"So far as we know," declared the scientific journal Nature in September 1877, "these are the first observations of a satellite of Mars in these islands."
It was referring to a report from a Dr Wentworth Erck, who had made the sighting through his telescope at Shankhill, in Co Dublin, and indeed his was only two weeks away from being the first such observation in astronomical history. This honour, however, went to a young American called Asaph Hall, who sighted the first of the two moons of the planet Mars 120 years ago today, on August 11th, 1877.
The notion that the planet must have two moons came originally from Johannes Kepler, who was of the view that the rhythmic order of the universe demanded it. In the early 1600s he wrote to congratulate his colleague Galileo on discovering the moons of Jupiter, saying: "I am so far from disbelieving in the discovery of the four circumjovial planets, that I long for a telescope to anticipate you, if possible, in discovering two around Mars - as the proportions seem to require six or eight around Saturn and perhaps one each around Mercury and Venus."

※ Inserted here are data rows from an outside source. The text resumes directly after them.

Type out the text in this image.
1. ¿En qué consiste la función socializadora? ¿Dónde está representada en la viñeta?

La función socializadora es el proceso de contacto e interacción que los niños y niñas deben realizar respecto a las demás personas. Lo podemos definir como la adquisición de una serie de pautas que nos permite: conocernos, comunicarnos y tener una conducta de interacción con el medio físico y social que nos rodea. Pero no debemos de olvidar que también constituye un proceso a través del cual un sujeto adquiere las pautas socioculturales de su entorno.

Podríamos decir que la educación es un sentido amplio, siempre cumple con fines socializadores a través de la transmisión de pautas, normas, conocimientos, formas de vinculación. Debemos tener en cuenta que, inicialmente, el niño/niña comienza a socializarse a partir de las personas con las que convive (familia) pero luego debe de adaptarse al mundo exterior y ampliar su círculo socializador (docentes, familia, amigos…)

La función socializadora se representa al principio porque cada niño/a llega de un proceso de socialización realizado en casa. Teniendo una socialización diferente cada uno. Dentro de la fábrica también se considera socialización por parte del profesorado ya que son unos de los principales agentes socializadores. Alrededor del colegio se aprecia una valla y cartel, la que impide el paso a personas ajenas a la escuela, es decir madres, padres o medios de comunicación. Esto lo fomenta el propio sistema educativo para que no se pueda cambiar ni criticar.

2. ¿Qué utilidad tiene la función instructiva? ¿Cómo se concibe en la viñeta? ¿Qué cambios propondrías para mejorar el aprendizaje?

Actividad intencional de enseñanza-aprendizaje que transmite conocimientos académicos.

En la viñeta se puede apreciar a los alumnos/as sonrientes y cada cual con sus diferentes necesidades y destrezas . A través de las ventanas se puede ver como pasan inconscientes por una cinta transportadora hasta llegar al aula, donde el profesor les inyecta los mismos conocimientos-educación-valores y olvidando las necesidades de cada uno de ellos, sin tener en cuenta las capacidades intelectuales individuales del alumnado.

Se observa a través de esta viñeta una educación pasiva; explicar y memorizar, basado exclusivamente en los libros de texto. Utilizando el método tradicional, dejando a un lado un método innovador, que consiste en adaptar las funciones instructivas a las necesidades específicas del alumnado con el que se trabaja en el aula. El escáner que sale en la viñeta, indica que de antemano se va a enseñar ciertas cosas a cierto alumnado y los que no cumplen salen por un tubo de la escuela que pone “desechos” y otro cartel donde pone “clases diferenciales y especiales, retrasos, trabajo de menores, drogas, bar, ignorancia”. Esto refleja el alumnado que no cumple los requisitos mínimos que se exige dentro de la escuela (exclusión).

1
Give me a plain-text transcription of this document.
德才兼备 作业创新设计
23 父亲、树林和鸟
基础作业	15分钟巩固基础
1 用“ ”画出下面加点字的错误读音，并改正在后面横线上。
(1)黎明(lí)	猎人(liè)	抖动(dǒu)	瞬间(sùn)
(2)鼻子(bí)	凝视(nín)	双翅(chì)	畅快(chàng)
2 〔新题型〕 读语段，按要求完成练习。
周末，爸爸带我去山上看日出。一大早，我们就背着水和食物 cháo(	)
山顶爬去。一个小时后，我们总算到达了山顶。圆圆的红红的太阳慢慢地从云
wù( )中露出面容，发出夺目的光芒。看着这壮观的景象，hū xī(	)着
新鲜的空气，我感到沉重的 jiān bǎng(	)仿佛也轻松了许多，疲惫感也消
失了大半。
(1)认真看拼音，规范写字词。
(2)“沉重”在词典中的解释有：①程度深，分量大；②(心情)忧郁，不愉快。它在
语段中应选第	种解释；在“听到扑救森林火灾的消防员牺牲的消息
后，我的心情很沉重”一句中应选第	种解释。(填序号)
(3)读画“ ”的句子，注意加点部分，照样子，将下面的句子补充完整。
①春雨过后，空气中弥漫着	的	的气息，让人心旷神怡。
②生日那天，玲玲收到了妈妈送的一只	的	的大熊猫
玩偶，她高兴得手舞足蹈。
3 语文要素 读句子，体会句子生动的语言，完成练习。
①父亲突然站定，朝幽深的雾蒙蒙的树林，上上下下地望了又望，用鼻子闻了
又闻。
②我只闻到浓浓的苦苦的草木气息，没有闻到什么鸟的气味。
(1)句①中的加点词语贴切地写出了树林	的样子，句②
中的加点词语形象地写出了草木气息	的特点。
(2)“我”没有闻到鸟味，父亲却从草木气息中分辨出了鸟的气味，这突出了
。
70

But even if they were suspected to exist, the moons of Mars proved decidedly elusive. Its orbit relative to Earth is such that conditions favourable for a sighting occur every 15 to 17 years. A systematic but unsuccessful search had been carried out on the previous such occasion in 1862, but the power of a new 26-inch reflecting telescope at the Washington Observatory under the stewardship of Asaph Hall greatly improved the chances of success when the next auspicious period came along in the autumn of 1877.
Hall spotted the first satellite at 2.30 a.m. on August 11th, and the second less than a week later on August 17th. He called them Phobos and Deimos, or Fear and Terror, the mythological sons of the Mars, the Roman god of war. They are only tiny things: Phobos, the larger of the two, is 17 miles in diameter and Deimos is only nine miles across - not much bigger, for example, than Valentia Island.
Recalling his success, Hall later admitted: "The chance of finding a satellite appeared to be very slight, so that I might have abandoned the search had it not been for the encouragement of my wife." But one suspects even more than just encouragement.
A femme redoutable was Mrs Angelina Stickney Hall, and as one of her sons remarked in later years: "She insisted upon her husband's discovering the satellites of Mars."